In accordance with certain exemplary implementations of the disclosed technology, the disclosed technology may be empirically evaluated using a benchmark on the challenging LVIS v1 dataset, which has 100170 training and 19809 validation images over 1203 classes. A standard LVIS evaluator may be utilized to compute the detection metric mAPbox for all classes, without test-time augmentation, along with APr, APc, and APf for the rare, common, and frequent categories, respectively. In certain implementations, Dk may be sampled three times with different random seeds and the averaged metrics may be reported to capture statistical variability. Comparative analysis of different techniques may be determined by focusing on performance gains of mAPbox and APr, which indicate that the disclosed technology exhibits excellent performance and scalability across different backbones, detectors, and unlabeled images.
Models of the disclosed technology have been implemented using PyTorch and MMDetection with training performed on 8ΓA6000 GPUs. In an example implementation, during Step 1 (as illustrated in FIG. 3A) models may be pre-trained for 540K iterations. In Step 2 (as illustrated in FIG. 3B), the model performing transfer learning may use 20K iterations. In step 3 (as illustrated in FIG. 3C), the model may fine-tune for 80K iterations. In certain implementations, the training can take between 8 hours and 15 days to complete, depending on the scope.
In certain implementations, a high-quality supervised baseline may be constructed by combining the disclosed multistage training with diverse data augmentations. Certain implementations of the disclosed technology can include utilizing various ResNet backbones for both Faster RCNN and DETR-based models. In certain implementations, FPN may be utilized for additional feature extraction with Faster R-CNN. In accordance with certain exemplary implementations of the disclosed technology, the supervised baseline may serve as a basis for the teacher model to generate reliable pseudo targets for semi-supervised learning.
In accordance with certain exemplary implementations of the disclosed technology, one or more of SoftER Teacher, Mix-Teacher, and MixPL may be leveraged for semi-supervised LTD. Certain implementations of the disclosed technology include may inherit all hyper-parameters originally tuned on the COCO dataset without changes. In one example implementation, approximately 123K COCO-unlabeled2017 images may be utilized to improve both representation and transfer learning in Step 1 and Step 2 of the disclosed technology. In certain implementations, Objects365 may be utilized to further validate the approach of the disclosed technology on another related domain with Λ1.7M unlabeled images in the wild by removing all label information from the training set.

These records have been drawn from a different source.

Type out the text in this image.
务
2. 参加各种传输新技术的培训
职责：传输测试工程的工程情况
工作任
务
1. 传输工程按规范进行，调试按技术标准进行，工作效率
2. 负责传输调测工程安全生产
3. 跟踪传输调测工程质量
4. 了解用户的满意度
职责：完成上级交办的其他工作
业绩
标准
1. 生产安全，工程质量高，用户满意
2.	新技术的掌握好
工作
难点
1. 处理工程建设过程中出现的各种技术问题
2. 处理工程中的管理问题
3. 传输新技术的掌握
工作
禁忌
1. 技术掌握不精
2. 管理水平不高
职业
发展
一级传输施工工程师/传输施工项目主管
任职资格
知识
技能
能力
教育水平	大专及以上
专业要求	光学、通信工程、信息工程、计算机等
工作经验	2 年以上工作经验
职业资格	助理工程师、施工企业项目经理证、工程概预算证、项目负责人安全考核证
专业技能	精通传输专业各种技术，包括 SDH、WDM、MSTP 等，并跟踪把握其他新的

In comparing the effectiveness of the disclosed technology against existing methods representing the state of the art on LVIS, a conscientious effort was made to have a fair comparison across multiple dimensions of backbone, detector, and external data source since not all methods follow a single established experimental protocol. The results show that the disclosed technology (SimLTD supervised baseline with Faster R-CNN) outperforms all methods using related detectors. The gains are convincing, with margins up to +4.1 APbox and +5.6 APr. A similar trend is observed when comparing our disclosed supervised baseline technology using Deformable DETR: the disclosed technology is on par with RichSem on APbox while surpassing the competition on APr, including RichSem, with a significant improvement by up to +10.6 APr points.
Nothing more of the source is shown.